Here are Some Tips and Tricks to Control Page Breaks When Printing your Website, or Saving it as a PDF.

K
Written by Kristina Valkanoff
Updated over a week ago

You may want to print your website once it's completed.  Because websites are dynamic (aka web pages flow vertically and have no pre-specified height) you'll define where those page breaks are.

Behind the scenes, TIME Sites automatically generates a set of printer-friendly styles in order to try and match the on-screen version of your site as closely as possible. 

Here are some tips for getting your site printed exactly the way you'd like it:

Group Content Inside "Root Level Containers"

Published TIME Sites websites tell the browser to do its best to avoid an inner page break where possible on "Root Level" elements. "Root level" means the element is not nested inside any other element.

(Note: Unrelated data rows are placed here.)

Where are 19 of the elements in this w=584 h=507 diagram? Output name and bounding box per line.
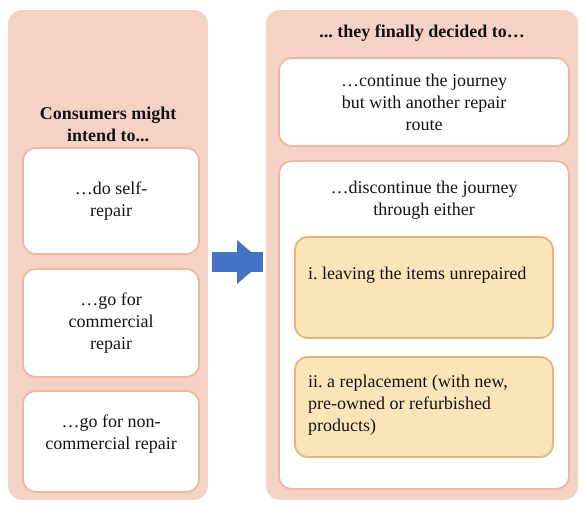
arrow — [212, 240, 263, 284]
option-text: …discontinue the journey through either — [330, 176, 518, 220]
option-box — [22, 147, 200, 255]
option-box — [278, 57, 570, 147]
panel-background — [8, 10, 208, 500]
option-text: …do self-repair — [74, 177, 148, 221]
option-text: …go for commercial repair — [68, 288, 154, 354]
panel-heading: Consumers might intend to... — [38, 102, 178, 146]
option-text: i. leaving the items unrepaired — [307, 262, 528, 284]
outcome-box — [294, 236, 554, 339]
option-text: …continue the journey but with another repair route — [340, 69, 508, 135]
panel-background — [266, 10, 578, 500]
option-box — [22, 268, 200, 378]
option-box — [278, 160, 570, 490]
option-box — [22, 390, 200, 493]
option-text: ii. a replacement (with new, pre-owned or refurbished products) — [307, 370, 509, 436]
option-text: …go for non-commercial repair — [44, 410, 178, 454]
outcome-box — [294, 356, 554, 458]
panel-heading: ... they finally decided to… — [318, 20, 526, 42]
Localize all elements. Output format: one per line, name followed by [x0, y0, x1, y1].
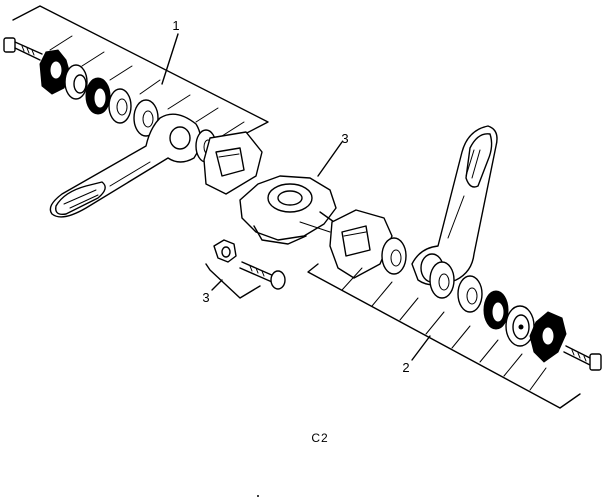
right-plate [329, 209, 393, 279]
callout-1-label: 1 [172, 18, 179, 33]
lower-nut [213, 239, 237, 263]
callout-3-center-leader [317, 141, 343, 177]
callout-2-label: 2 [402, 360, 409, 375]
right-star-knob [529, 311, 567, 363]
left-crank-arm [49, 113, 202, 218]
group-1-bracket [12, 5, 269, 137]
right-crank-arm [411, 125, 498, 286]
lower-bolt [239, 261, 286, 290]
right-washers [429, 261, 535, 347]
group-3-bracket [205, 263, 261, 299]
figure-code: C2 [311, 431, 328, 445]
left-bolt [3, 37, 43, 61]
right-arm-washer [381, 237, 407, 275]
left-plate [203, 131, 263, 195]
callout-3-center-label: 3 [341, 131, 348, 146]
group-2-bracket [307, 263, 581, 409]
right-bolt [563, 345, 602, 371]
left-washers [64, 64, 159, 137]
scan-speck [257, 495, 259, 497]
callout-3-lower-label: 3 [202, 290, 209, 305]
left-star-knob [39, 49, 71, 95]
center-housing [239, 175, 339, 245]
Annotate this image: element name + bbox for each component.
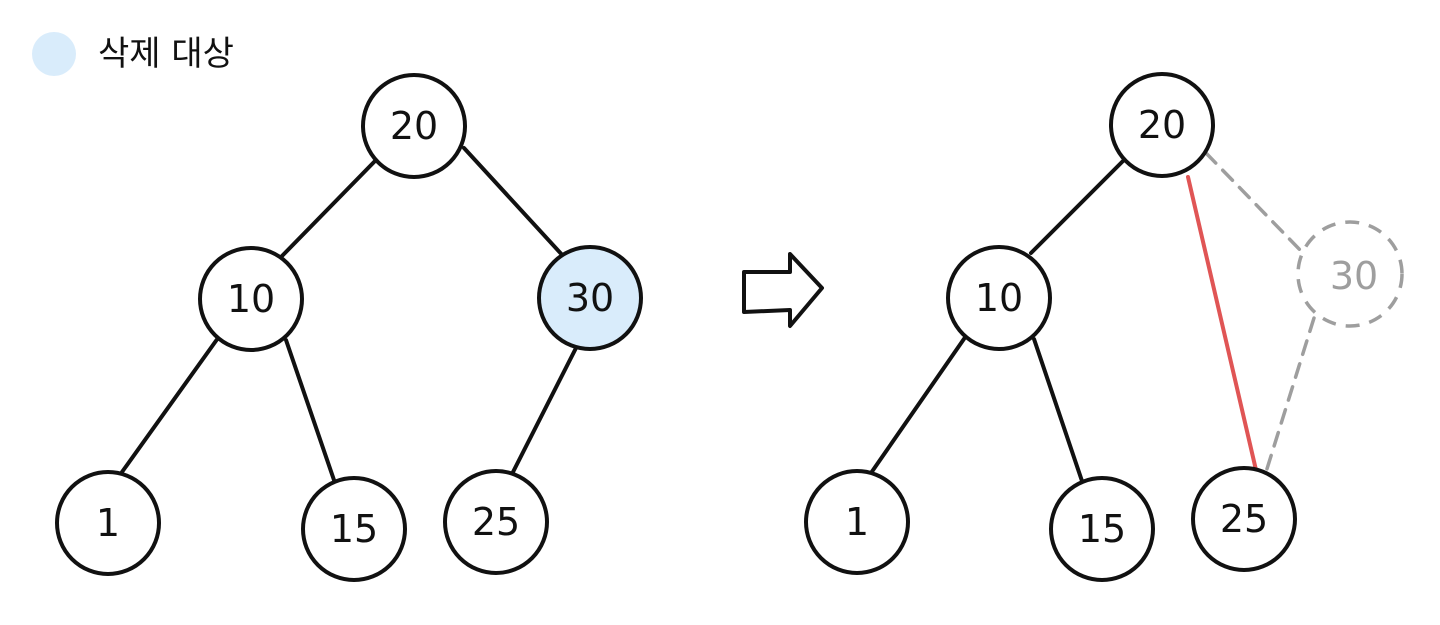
edge-10-15 <box>1032 337 1085 486</box>
node-label: 15 <box>1078 507 1126 551</box>
before-tree: 20 10 30 1 15 25 <box>55 73 643 582</box>
edge-10-1 <box>120 336 220 474</box>
right-arrow-icon <box>742 252 824 328</box>
after-node-left-right: 15 <box>1049 476 1155 582</box>
after-edges <box>869 158 1126 486</box>
edge-20-10 <box>1029 158 1126 255</box>
after-node-right: 25 <box>1191 466 1297 572</box>
node-label: 20 <box>1138 103 1186 147</box>
node-label: 25 <box>1220 497 1268 541</box>
legend: 삭제 대상 <box>32 32 234 76</box>
legend-label: 삭제 대상 <box>98 34 234 74</box>
ghost-node-label: 30 <box>1330 254 1378 298</box>
node-label: 15 <box>330 507 378 551</box>
legend-swatch <box>32 32 76 76</box>
ghost-edge-30-25 <box>1264 316 1316 474</box>
edge-20-10 <box>280 158 378 258</box>
before-node-right-deleted: 30 <box>537 245 643 351</box>
edge-20-30 <box>462 146 567 260</box>
before-edges <box>120 146 578 485</box>
edge-30-25 <box>510 346 578 476</box>
before-node-left: 10 <box>198 246 304 352</box>
ghost-node: 30 <box>1296 220 1404 328</box>
node-label: 1 <box>845 500 869 544</box>
before-node-right-left: 25 <box>443 469 549 575</box>
new-link-20-25 <box>1186 175 1258 472</box>
edge-10-15 <box>284 338 337 485</box>
node-label: 20 <box>390 104 438 148</box>
after-node-left-left: 1 <box>804 469 910 575</box>
before-node-root: 20 <box>361 73 467 179</box>
node-label: 30 <box>566 276 614 320</box>
node-label: 10 <box>227 277 275 321</box>
ghost-edges <box>1204 151 1316 474</box>
node-label: 25 <box>472 500 520 544</box>
edge-10-1 <box>869 334 968 475</box>
before-node-left-left: 1 <box>55 470 161 576</box>
ghost-edge-20-30 <box>1204 151 1304 254</box>
after-node-root: 20 <box>1109 72 1215 178</box>
before-node-left-right: 15 <box>301 476 407 582</box>
node-label: 1 <box>96 501 120 545</box>
after-tree: 30 20 10 1 15 25 <box>804 72 1404 582</box>
node-label: 10 <box>975 276 1023 320</box>
after-node-left: 10 <box>946 245 1052 351</box>
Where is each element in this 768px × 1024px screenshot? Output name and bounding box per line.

The browser will do its best to keep the nested elements inside of its Root container together when printing.

In order to control where the page breaks exist, nest all the content that you want to be together inside a single Root Level Container.

Above:  Example of a "Root Level Element"

Print Preview

When testing, use the "print preview" dialog (File > Print),  and set the "layout" select option to "landscape". You will now be able to see where the breaks in your page will be using your default paper size.

Print or PDF

Once you have your page looking the way you want in the print preview dialog, you can then select the printer or PDF option in the "destination" selection dropdown. Then select "Print", (when printing) or "Save" when creating a pdf.